P39/ "Diptyque - Sulfuré n.2 et Sulfuré n.4"
Bien qu’omniprésent, universel et fondamentalement sacré, notre lien au ciel s’estompe jusqu’à atteindre parfois l’indifférence. Ma recherche se déploie dans cet intervalle entre banalité et spectaculaire afin de remettre cet environnement sauvage au centre du regard.
Je m’intéresse particulièrement aux formes mouvantes qui l’habitent : les particules, imperceptibles seules, visibles sous forme de nuées. Cette recherche tend à capter les sensations qui y sont liées : nuances lumineuses, taux d’humidité ambiant, température ressentie, propriétés de l’air, dissipation de la matière. Ce terrain de recherches formelles et conceptuelles centré autour de la figure du nuage synthétise des questions plastiques en jeu depuis le début de la Renaissance liées à la représentation, à ses limites et ses pouvoirs. Ces masses équivoques incarnent tout autant un absolu de la contemplation que des enjeux liés à notre environnement, entre nuages artificiels, fumées et smogs de pollution. Ces derniers sont responsables d’un assombrissement du ciel, qui va en s’accentuant : la luminosité est altérée, allant de pair avec la prolifération des images que nous rencontrons et qui troublent notre vision.

J’explore l’insaisissabilité de ces formes nébuleuses variables ; pour cela je mets au point des techniques mixtes sondant la perméabilité entre support et surface. Je cherche à restituer une forme d’émergence indirecte des formes : la sensation visuelle obtenue est le résultat des interférences des couleurs superposées par de nombreux glacis. Ces images tendent à produire une impression floue, immatérielle, et surtout changeante au fur et à mesure du temps de contemplation qu’on y consacre. Le sfumato implique également que notre regard soit mouvant, que notre corps se déplace, modulant ainsi la perception de l’image. Aussi,
la restitution numérique de ces tableaux, à l’instar du ciel réel, ne restitue volontairement que partiellement leurs dimensions absorbante et lumineuse. Ni figuratives, ni abstraites, les images peintes interrogent des sensations universelles et ambiguës : peut-on ressentir un sentiment d’harmonie face à un ciel pollué si on ignore qu’il l’est ? Peut-on être fasciné.e par les émanations vaporeuses d’un feu de forêt ?
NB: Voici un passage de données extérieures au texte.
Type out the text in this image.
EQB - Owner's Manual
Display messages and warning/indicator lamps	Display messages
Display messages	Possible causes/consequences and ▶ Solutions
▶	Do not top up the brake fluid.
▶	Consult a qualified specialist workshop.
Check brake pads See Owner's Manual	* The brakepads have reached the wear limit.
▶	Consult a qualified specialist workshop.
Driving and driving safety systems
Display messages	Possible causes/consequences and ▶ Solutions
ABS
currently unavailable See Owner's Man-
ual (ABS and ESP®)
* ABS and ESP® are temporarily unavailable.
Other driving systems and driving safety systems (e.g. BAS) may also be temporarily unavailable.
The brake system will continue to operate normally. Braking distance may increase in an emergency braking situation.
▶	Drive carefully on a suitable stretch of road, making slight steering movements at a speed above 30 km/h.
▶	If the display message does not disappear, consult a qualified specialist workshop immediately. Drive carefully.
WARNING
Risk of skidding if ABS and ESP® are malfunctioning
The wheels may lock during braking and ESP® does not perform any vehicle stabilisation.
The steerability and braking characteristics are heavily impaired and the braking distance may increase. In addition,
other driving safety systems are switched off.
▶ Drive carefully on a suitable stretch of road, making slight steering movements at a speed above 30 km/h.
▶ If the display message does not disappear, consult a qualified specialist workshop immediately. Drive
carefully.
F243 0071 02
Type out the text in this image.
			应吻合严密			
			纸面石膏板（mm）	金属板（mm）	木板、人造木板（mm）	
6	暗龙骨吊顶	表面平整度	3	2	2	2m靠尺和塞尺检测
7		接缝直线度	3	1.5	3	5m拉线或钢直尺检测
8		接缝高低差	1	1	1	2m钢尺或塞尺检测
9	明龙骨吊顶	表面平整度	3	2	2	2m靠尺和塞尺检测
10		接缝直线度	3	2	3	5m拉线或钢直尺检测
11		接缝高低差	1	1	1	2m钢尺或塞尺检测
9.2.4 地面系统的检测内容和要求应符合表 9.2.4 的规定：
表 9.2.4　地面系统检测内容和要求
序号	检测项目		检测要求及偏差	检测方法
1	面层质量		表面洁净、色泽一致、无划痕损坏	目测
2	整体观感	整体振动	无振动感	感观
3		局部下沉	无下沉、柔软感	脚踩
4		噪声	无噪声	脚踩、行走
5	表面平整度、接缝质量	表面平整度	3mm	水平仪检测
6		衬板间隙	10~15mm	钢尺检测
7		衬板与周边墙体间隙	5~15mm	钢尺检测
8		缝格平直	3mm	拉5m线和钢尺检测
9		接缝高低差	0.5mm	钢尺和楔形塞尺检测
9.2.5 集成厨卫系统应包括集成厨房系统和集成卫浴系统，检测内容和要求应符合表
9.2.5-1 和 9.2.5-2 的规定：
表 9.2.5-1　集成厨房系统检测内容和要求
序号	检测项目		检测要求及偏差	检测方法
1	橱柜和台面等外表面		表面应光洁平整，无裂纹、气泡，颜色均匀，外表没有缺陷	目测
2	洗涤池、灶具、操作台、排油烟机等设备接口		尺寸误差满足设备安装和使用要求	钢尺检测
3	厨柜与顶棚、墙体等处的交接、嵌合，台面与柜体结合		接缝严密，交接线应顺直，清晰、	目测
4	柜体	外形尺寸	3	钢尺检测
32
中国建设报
Cette série des Sulfurés fonctionne sur ce principe d’indéterminé, et cherche à confronter une imagerie atemporelle du ciel et des nuages à une iconographie contemporaine : celle du réchauffement climatique. En extrayant le panache de fumée, et en le gardant en suspens, le mégafeu est sorti d’un immédiat spectaculaire. Donner une vision concrète, presque tactile, d’un phénomène trop souvent perçu comme flou et lointain, pour reconnaître le Pyrocène et nous faire regarder ce que l’on voit.